Les musiciens de session et les Skatalites
[modifier | modifier le code]Parmi les musiciens qui enregistrent au studio figurent le tromboniste Don Drummond, les saxophonistes Tommy McCook et Roland Alphonso, le trompettiste Johnny « Dizzy » Moore, ainsi que l'organiste Jackie Mittoo. En 1964, ce groupe prend le nom de The Skatalites et devient le groupe de studio attitré de Dodd, accompagnant l'ensemble des artistes venant enregistrer[3] — un modèle qui restera en vigueur jusqu'à la fin des années 1980[2].
Rivalité avec Treasure Isle et son distinctif
[modifier | modifier le code]En 1964 selon Stolzoff[2], ou en 1965 selon Veal[4], Duke Reid ouvre à son tour le studio Treasure Isle, sur Bond Street, prolongeant dans le domaine du disque la rivalité que les deux hommes entretenaient depuis l'ère des sound systems. Des musiciens de l'époque soulignent des différences d'approche entre les deux établissements : alors que Dodd était réputé pour sa passion du jazz, le son de Studio One était considéré comme plus brut et populaire ; à l'inverse, Duke Reid, connu pour son caractère autoritaire, présidait à un son de Treasure Isle jugé plus sophistiqué sur le plan musical[4].
Production et héritage musical (années 1960–1970)
[modifier | modifier le code]Au cours des années 1960, Studio One enregistre de nombreux artistes jamaïcains : The Wailers, Ken Boothe, Marcia Griffiths, The Heptones ou encore Delroy Wilson. Dans les années 1970, le label produit notamment Johnny Osbourne, The Gladiators, Dennis Brown, Sugar Minott ou The Wailing Souls.
Les musiciens de Studio One et de Treasure Isle, issus du jazz, élaborent progressivement, au fil du ska et du rock steady, une synthèse alliant maîtrise instrumentale, chant soigné et composition rigoureuse[5]. Le label publie un grand nombre de riddims qui deviennent des références du genre, parmi lesquels le Real Rock, le Rock Fort Rock, le Declaration of Rights (1971) ou encore le Still In Love, fréquemment repris par d'autres producteurs. Chaque nouvelle génération d'artistes jamaïcains y revient[5].

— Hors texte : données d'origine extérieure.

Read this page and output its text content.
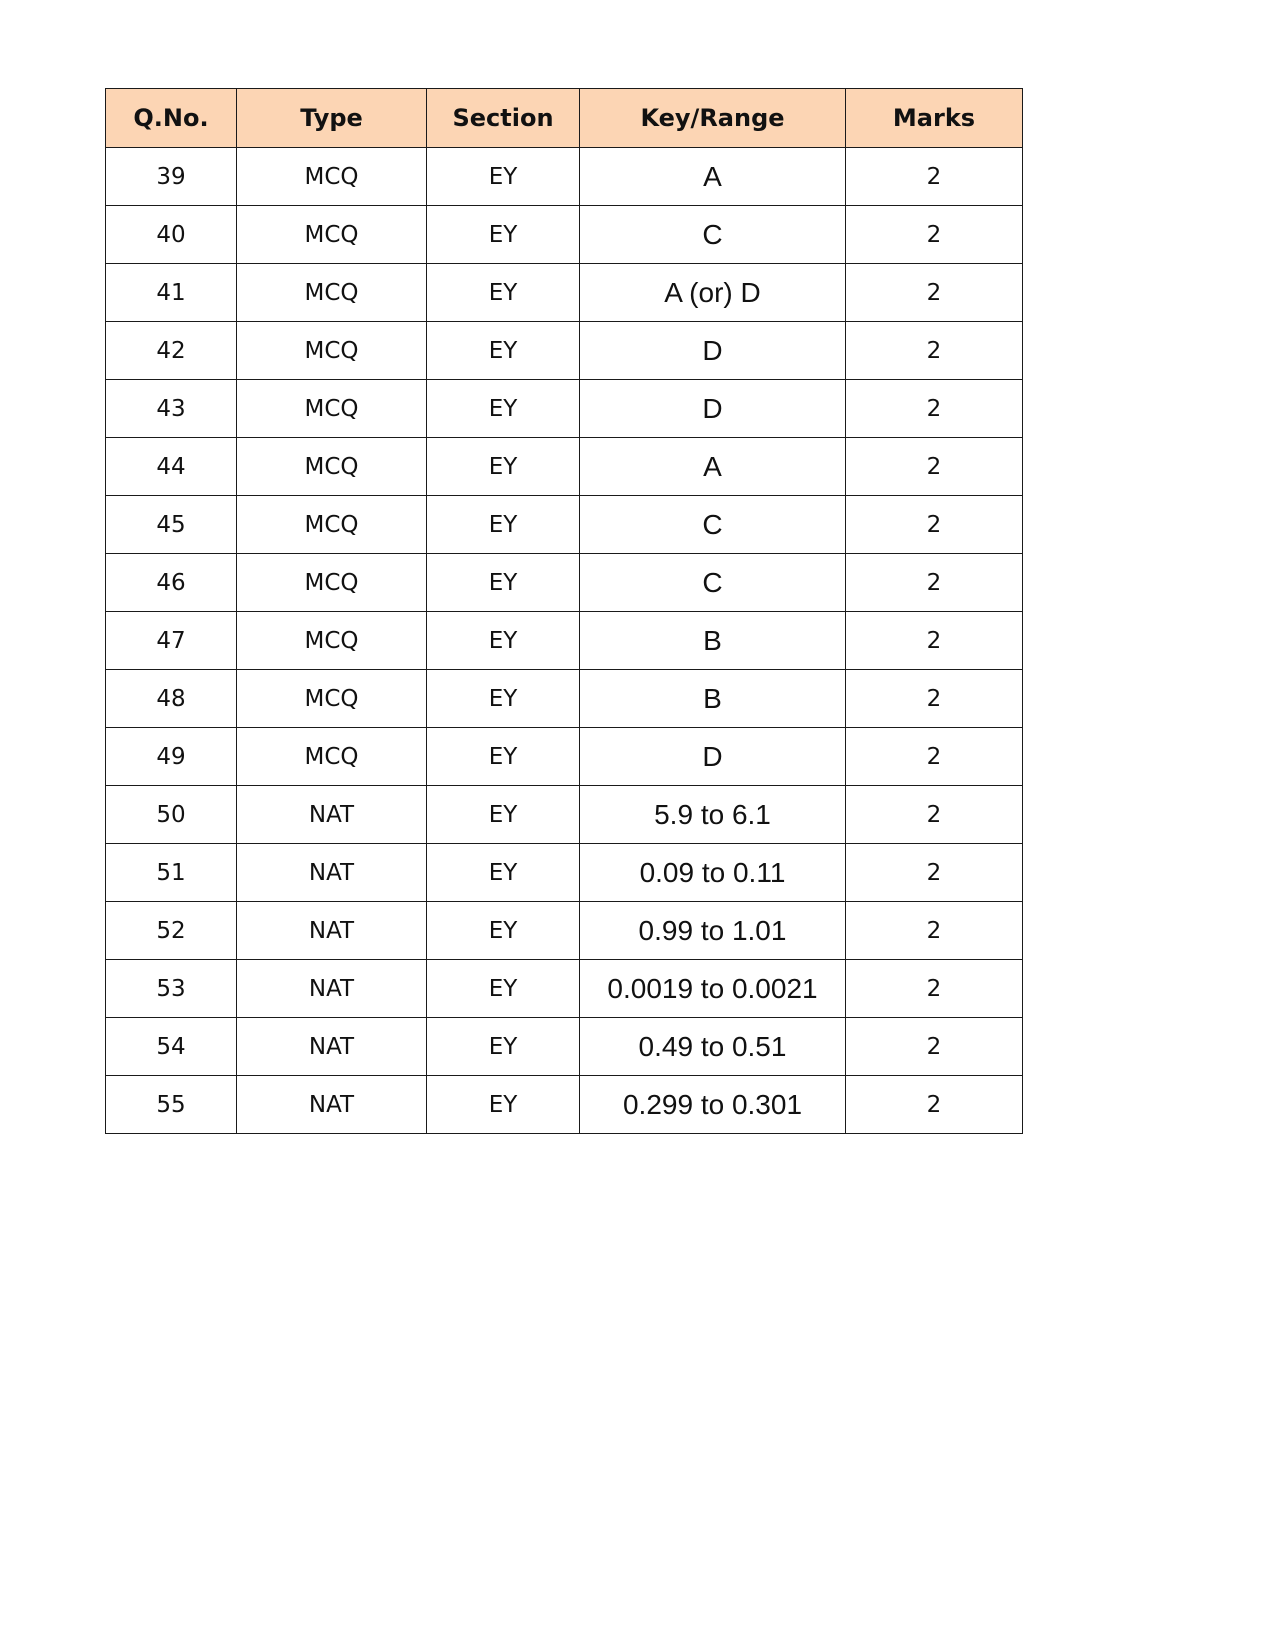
Q.No.	Type	Section	Key/Range	Marks
39	MCQ	EY	A	2
40	MCQ	EY	C	2
41	MCQ	EY	A (or) D	2
42	MCQ	EY	D	2
43	MCQ	EY	D	2
44	MCQ	EY	A	2
45	MCQ	EY	C	2
46	MCQ	EY	C	2
47	MCQ	EY	B	2
48	MCQ	EY	B	2
49	MCQ	EY	D	2
50	NAT	EY	5.9 to 6.1	2
51	NAT	EY	0.09 to 0.11	2
52	NAT	EY	0.99 to 1.01	2
53	NAT	EY	0.0019 to 0.0021	2
54	NAT	EY	0.49 to 0.51	2
55	NAT	EY	0.299 to 0.301	2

Innovations techniques : dub et rhythm versions
[modifier | modifier le code]Studio One lance le concept de « discomix », versions longues des morceaux destinées aux pistes de danse. La pratique consistant à supprimer partiellement ou totalement les pistes vocales ou instrumentales lors du mixage, d'abord motivée par des raisons correctives, évolue progressivement vers une démarche créative à part entière[6]. Elle constitue l'une des premières étapes de ce qui deviendra l'un des procédés fondamentaux du dub : l'élimination sélective des pistes.
La version commerciale de cette pratique est la « rhythm version » : face B des singles 45 tours, elle reproduit le morceau en omettant la piste vocale, rendant accessible à un public plus large ce qui n'était jusqu'alors réservé qu'aux sound systems[6]. Studio One développe à partir de ce principe son célèbre mixage « Studio One Stereo », dans lequel les voix et les instruments sont strictement séparés sur les canaux gauche et droit, permettant à l'auditeur d'éliminer entièrement la piste vocale en jouant sur la balance de son appareil de lecture[6].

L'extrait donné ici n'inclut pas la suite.